The orchestra needed more than a mere jolt of adrenaline, however. “Fiesta Sinfonica” was the third program the musicians prepared last week, and their sense of exhaustion surfaced more than once. The slow sections of Revueltas’ “La Noche de los Mayas,” a suite from an all-too-predictable film score, lacked focus, and the wistful violin solos drooped.

Notable offerings were Chavez’s classic “Sinfonia India,” with its phalanx of exotic percussion instruments, and Revueltas’ “Sensemaya,” a sophisticated essay of complex rhythms and dissonant iterations a la Stravinsky. Moncayo’s predictable “Huapango,” based on traditional Veracruz dances, and Blas Galindo’s “Sones de Mariachi” both belong to the picture-postcard school of nationalist composition. Either would have sufficed.

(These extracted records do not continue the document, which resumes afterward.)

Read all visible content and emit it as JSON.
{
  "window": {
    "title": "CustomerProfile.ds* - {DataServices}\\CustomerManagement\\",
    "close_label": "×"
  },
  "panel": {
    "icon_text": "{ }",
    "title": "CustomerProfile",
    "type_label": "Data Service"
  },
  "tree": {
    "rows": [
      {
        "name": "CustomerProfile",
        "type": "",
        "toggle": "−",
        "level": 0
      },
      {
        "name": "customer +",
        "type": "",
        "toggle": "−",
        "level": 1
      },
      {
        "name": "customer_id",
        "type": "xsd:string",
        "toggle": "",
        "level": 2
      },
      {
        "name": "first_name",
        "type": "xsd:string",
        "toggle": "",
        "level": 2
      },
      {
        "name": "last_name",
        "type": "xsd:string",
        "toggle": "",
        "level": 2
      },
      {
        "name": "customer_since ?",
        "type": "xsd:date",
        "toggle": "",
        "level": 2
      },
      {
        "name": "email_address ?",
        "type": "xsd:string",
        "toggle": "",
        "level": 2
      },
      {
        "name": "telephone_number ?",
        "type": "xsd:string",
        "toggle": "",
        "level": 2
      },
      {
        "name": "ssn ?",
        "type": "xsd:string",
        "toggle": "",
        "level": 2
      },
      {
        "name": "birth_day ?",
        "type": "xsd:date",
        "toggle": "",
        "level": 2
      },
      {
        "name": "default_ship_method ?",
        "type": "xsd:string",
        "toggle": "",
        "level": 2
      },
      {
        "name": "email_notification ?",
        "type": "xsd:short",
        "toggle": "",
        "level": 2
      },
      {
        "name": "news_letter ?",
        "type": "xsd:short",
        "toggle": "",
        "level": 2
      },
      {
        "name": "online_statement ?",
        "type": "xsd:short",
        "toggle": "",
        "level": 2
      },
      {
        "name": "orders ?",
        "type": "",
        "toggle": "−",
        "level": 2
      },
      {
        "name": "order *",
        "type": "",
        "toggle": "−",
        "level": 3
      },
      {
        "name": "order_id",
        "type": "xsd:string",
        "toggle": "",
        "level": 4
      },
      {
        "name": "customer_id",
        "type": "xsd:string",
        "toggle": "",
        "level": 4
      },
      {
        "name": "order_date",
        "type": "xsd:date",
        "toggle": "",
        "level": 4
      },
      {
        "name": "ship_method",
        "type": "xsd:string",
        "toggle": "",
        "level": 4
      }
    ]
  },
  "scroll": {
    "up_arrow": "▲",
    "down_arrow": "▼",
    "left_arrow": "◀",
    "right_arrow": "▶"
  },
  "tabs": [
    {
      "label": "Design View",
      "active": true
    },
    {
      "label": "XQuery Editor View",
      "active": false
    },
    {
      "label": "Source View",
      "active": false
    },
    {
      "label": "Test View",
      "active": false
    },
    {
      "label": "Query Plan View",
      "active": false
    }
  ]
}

Argentine Alberto Ginastera, the only non-Mexican on the program, was represented by his “Estancia” Suite, another unadventurous movie score in which raucous dances alternated with bucolic tableaux.

Confirming the most banal stereotype of Mexican music, the Mariachi Real band played in the lobby before the concert. It also accompanied an earnest dance troupe from San Diego Memorial Junior High School in three short dances to open the concert’s second half.